Don’t get fooled again

Since my last post on here, we have had ECB and Fed communications. While Draghi managed to sound concerned enough about the recent data and weak inflation outlook to send EUR/USD down around 1.5 figures, and get about 80% of analysts looking for a deposit rate cut in March, the Fed statement was only marginally more dovish than last time, downgrading domestic demand growth to “solid” from “moderate”. Both expressed some concern about weaker energy prices and the effect on inflation and inflation expectations, and about weaker exports.

In the end, EUR/USD is back where it was before the ECB meeting, but it seems to me the economic assessments being offered here are a little topsy-turvy. Has there really been much change in the Eurozone picture since December? Sure, the January business and economic climate indicators have dipped to the lowest since August, but then December was the high of last year, so the level isn’t particularly worrying, and sentiment may well have been affected by the equity market tumble at the beginning of the year rather than anything concrete. Inflation is a little weaker than expected, but essentially because of lower oil prices, and these have now bounced a bit.

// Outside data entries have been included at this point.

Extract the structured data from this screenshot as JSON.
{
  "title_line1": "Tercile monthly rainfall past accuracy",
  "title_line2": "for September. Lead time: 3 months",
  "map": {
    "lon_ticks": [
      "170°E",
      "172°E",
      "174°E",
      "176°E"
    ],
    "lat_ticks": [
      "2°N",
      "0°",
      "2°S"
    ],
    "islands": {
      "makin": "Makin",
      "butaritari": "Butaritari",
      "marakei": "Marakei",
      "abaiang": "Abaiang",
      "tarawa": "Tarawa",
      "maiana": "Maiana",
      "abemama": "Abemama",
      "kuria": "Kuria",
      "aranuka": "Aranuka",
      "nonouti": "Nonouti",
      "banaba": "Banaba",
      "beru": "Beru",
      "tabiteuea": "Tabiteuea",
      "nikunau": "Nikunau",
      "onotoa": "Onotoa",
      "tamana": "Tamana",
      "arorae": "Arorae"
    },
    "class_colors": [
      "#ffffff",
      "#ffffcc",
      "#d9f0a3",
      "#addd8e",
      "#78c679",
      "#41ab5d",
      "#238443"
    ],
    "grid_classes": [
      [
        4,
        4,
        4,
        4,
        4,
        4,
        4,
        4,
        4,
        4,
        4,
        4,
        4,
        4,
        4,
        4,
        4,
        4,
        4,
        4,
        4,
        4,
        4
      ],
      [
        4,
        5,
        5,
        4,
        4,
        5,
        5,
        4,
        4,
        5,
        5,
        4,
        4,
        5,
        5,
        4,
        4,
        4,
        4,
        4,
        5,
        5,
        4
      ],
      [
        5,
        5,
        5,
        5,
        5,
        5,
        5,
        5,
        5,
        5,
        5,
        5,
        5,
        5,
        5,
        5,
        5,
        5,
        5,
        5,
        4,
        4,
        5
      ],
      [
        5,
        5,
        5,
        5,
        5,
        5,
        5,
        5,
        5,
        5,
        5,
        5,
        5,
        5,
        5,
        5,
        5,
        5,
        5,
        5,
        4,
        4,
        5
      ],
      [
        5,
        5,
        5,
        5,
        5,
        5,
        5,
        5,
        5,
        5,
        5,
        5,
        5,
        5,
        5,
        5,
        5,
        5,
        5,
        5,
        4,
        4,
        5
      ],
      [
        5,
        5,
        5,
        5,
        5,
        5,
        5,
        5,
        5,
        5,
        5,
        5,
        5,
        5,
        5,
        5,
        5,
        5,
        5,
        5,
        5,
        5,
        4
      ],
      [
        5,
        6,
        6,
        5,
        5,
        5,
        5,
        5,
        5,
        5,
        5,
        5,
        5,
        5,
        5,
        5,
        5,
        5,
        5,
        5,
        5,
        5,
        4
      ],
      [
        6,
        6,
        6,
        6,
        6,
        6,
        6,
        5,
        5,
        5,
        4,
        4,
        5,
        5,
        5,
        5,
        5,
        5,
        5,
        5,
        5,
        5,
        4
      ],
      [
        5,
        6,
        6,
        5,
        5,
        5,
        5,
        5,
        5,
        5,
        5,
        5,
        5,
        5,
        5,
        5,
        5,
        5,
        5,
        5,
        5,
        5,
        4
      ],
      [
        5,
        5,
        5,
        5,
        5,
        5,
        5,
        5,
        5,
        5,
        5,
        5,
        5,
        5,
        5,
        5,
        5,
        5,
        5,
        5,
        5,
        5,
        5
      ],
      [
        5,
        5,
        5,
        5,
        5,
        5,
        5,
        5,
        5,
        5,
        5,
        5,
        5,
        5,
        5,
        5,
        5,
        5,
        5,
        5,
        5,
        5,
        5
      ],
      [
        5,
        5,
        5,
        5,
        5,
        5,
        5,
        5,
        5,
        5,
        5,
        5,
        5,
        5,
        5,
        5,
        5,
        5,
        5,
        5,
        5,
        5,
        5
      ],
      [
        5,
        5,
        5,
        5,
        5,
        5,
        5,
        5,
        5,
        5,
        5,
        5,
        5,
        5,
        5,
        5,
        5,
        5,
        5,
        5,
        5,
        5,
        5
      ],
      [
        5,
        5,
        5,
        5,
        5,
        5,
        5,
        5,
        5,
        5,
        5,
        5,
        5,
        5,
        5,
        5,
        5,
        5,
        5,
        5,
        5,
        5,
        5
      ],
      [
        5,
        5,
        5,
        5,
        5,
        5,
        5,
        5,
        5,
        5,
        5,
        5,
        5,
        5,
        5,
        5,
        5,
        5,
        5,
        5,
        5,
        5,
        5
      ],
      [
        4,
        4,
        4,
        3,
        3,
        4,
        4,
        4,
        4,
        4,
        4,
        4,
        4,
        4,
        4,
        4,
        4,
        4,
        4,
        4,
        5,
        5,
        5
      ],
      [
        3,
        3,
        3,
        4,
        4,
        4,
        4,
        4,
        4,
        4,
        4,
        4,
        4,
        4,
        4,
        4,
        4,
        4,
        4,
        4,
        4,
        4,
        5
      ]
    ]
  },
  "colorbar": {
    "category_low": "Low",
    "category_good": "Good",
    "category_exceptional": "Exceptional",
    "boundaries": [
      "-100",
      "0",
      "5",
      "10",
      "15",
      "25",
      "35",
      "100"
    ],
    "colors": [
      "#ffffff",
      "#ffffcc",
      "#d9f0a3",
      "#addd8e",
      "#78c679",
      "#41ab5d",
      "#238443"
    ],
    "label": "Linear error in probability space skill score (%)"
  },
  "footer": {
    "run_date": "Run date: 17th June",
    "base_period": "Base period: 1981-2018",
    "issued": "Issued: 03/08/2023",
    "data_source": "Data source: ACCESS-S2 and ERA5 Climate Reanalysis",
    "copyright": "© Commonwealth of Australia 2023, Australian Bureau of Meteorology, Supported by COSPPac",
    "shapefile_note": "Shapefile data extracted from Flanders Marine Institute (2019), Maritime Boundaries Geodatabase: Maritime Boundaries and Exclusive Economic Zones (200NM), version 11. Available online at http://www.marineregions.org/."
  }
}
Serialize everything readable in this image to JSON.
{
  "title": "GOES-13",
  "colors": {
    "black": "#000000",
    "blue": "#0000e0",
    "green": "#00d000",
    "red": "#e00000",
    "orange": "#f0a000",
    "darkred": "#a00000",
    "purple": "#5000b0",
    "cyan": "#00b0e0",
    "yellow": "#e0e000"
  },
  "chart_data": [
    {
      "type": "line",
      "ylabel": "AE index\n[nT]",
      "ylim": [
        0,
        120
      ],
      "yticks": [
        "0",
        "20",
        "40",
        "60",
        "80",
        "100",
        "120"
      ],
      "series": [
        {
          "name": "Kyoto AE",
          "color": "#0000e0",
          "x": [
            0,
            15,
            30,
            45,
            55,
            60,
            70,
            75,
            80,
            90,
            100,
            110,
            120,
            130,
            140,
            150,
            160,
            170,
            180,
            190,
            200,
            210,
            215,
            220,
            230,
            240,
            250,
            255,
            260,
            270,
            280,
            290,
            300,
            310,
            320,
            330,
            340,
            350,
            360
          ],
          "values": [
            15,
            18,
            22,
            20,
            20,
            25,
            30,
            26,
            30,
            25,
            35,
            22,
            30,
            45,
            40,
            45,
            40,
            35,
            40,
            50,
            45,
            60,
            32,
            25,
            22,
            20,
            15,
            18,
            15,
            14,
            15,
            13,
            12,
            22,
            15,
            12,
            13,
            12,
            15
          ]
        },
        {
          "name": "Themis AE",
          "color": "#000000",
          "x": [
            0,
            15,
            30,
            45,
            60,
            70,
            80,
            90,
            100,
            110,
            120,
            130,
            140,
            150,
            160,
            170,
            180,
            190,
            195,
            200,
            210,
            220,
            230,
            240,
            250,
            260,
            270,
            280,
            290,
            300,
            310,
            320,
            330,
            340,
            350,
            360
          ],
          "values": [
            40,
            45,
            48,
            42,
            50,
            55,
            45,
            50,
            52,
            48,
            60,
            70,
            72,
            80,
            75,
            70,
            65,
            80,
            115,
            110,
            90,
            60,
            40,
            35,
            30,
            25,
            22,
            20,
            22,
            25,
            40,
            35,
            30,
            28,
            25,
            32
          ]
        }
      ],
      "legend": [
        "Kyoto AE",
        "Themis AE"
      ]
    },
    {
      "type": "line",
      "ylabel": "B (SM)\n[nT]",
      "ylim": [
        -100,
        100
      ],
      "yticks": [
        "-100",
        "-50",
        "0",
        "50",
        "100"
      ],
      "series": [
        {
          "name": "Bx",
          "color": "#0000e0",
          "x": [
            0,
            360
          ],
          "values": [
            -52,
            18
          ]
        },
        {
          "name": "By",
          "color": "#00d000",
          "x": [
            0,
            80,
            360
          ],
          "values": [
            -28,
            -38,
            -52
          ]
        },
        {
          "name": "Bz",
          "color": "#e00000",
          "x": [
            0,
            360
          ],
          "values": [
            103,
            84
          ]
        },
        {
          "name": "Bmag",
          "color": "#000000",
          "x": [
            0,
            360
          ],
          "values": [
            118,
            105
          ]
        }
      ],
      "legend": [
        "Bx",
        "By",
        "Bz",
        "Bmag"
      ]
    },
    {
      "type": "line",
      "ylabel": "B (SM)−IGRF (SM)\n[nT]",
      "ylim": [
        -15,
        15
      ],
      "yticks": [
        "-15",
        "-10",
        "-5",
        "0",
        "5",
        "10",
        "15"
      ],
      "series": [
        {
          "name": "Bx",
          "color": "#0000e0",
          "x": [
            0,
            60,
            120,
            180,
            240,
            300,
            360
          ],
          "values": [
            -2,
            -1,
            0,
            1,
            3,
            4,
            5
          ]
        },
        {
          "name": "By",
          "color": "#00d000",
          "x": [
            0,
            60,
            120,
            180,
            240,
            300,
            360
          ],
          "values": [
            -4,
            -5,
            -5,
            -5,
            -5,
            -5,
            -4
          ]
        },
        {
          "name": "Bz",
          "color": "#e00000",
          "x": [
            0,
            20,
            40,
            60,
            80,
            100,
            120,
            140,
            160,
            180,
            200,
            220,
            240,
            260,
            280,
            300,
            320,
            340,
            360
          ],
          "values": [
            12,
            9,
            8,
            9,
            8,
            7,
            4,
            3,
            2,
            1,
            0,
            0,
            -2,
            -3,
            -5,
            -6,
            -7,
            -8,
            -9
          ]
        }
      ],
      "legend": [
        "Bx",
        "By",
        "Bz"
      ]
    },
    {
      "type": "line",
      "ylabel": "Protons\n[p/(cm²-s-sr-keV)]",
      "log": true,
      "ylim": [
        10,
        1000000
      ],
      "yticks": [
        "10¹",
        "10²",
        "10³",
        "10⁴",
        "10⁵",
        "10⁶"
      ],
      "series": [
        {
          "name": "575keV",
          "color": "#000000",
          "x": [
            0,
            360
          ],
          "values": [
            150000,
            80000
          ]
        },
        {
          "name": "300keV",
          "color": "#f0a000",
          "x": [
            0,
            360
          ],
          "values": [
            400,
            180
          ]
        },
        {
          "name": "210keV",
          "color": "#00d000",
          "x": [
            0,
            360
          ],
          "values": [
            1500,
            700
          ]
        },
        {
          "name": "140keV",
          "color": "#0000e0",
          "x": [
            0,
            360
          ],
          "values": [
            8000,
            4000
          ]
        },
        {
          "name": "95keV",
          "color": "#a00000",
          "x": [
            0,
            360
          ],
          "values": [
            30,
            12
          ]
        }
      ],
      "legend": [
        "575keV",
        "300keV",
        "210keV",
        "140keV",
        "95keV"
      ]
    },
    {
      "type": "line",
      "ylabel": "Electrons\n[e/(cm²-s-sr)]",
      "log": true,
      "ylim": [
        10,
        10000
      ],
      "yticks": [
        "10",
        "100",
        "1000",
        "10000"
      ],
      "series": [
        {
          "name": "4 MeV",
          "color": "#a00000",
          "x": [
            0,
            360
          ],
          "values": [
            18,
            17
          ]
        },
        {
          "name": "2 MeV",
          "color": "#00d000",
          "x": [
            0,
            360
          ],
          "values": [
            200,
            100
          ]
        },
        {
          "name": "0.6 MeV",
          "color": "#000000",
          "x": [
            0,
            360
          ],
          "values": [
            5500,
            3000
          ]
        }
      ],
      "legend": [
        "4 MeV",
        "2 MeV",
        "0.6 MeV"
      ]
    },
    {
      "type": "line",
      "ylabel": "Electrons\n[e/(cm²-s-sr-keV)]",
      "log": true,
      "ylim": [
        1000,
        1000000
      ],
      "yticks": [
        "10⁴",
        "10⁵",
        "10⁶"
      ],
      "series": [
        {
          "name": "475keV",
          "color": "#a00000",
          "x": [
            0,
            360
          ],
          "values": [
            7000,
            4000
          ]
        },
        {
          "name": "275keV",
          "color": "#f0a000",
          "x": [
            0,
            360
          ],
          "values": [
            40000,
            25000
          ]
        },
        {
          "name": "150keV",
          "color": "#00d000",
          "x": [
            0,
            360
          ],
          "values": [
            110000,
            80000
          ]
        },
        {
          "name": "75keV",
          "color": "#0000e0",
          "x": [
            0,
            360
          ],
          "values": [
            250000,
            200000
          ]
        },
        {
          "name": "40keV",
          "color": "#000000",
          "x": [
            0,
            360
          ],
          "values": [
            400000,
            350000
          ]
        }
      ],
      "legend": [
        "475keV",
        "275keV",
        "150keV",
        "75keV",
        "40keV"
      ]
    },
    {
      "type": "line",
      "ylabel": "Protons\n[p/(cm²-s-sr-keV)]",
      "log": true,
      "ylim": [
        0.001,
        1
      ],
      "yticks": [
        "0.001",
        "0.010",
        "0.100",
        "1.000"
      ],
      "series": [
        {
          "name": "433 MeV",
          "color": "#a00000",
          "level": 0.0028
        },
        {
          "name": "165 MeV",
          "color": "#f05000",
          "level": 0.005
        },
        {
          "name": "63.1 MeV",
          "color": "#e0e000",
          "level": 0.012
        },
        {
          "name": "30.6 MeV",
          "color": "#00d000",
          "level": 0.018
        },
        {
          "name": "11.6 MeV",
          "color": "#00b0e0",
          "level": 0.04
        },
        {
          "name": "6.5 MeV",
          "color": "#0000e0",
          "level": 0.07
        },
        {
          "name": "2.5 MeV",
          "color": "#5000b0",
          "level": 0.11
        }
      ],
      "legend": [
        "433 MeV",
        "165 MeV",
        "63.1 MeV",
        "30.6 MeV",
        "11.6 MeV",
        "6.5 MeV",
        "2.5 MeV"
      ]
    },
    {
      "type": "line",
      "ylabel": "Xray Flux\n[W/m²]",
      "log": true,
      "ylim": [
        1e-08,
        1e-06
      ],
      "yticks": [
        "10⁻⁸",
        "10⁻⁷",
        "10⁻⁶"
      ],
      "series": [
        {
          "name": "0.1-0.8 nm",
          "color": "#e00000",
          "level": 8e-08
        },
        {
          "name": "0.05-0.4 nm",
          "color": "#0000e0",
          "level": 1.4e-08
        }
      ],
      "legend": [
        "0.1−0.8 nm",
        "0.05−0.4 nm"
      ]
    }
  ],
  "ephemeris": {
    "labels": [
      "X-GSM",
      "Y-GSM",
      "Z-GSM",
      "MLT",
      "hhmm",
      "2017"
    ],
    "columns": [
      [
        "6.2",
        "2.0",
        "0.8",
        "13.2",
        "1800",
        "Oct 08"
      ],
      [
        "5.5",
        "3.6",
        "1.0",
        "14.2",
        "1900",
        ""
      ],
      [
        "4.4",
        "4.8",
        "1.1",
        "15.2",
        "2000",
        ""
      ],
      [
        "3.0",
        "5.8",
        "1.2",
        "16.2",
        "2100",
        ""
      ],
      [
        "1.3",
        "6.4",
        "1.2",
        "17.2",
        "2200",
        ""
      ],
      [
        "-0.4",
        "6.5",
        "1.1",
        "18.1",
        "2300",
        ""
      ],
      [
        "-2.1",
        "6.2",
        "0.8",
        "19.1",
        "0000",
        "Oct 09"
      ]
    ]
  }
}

Draghi’s downbeat assessment in January “heightened uncertainties regarding developments in the global economy, as well as to broader geopolitical risks. These risks have the potential to weigh on global growth and foreign demand for euro area exports and on confidence more widely.”

Draghi’s downbeat assessment in December  “heightened uncertainties regarding developments in the global economy as well as to broader geopolitical risks. These risks have the potential to weigh on global growth and foreign demand for euro area exports and on confidence more widely.”

So these aren’t really new concerns, and while a strong majority seems to think they cut the depo rate in March, it seems a bit previous to assume this given pretty limited data, and given the fairly implacable opposition from the conservative wing of the ECB last time. cCan the market really take the same stance as last time after getting so badly burnt? Not without more convincing data would be my view.

In the US, the data has been fairly universally disappointing including today’s durable goods report, but manufacturing is especially weak. Employment is, however, holding up, though the market never seems to acknowledge that employment is typically a lagging indicator. Tomorrow’s Q4 GDP release is expected to come out at just 0.8% annualised – that’s 0.2% in q/q European terms. The Fed seems fairly immune to the weakness of the numbers, partly because they tend to get revised a lot, but on the basis of the numbers alone there really isn’t a case for thinking about another rate hike in H1. If employment growth ever catches up with this growth weakness in a real way we can forget about another hike this year.

In summary, it’s early days, but right now I can’t see why the market would want to hold long USD positions against pretty much any of the majors. If you are looking for growth we’re not seeing it in the US – you are much better looking at Sweden. The long USD position is already well held on rate expectation grounds, so there is a limit to the USD’s safe haven appeal if growth is weak everywhere. The JPY or EUR would make more sense. But EUR/USD and USD sentiment are supertankers, so we may not see immediate USD weakness, and the higher EUR/USD goes the bigger the chance that the ECB do act, so EUR upside is likely to prove a bit of a struggle. But if the oil price continues to rally, the case for more ECB easing will be hard to make. So coming into the next ECB meeting – don’t get fooled again.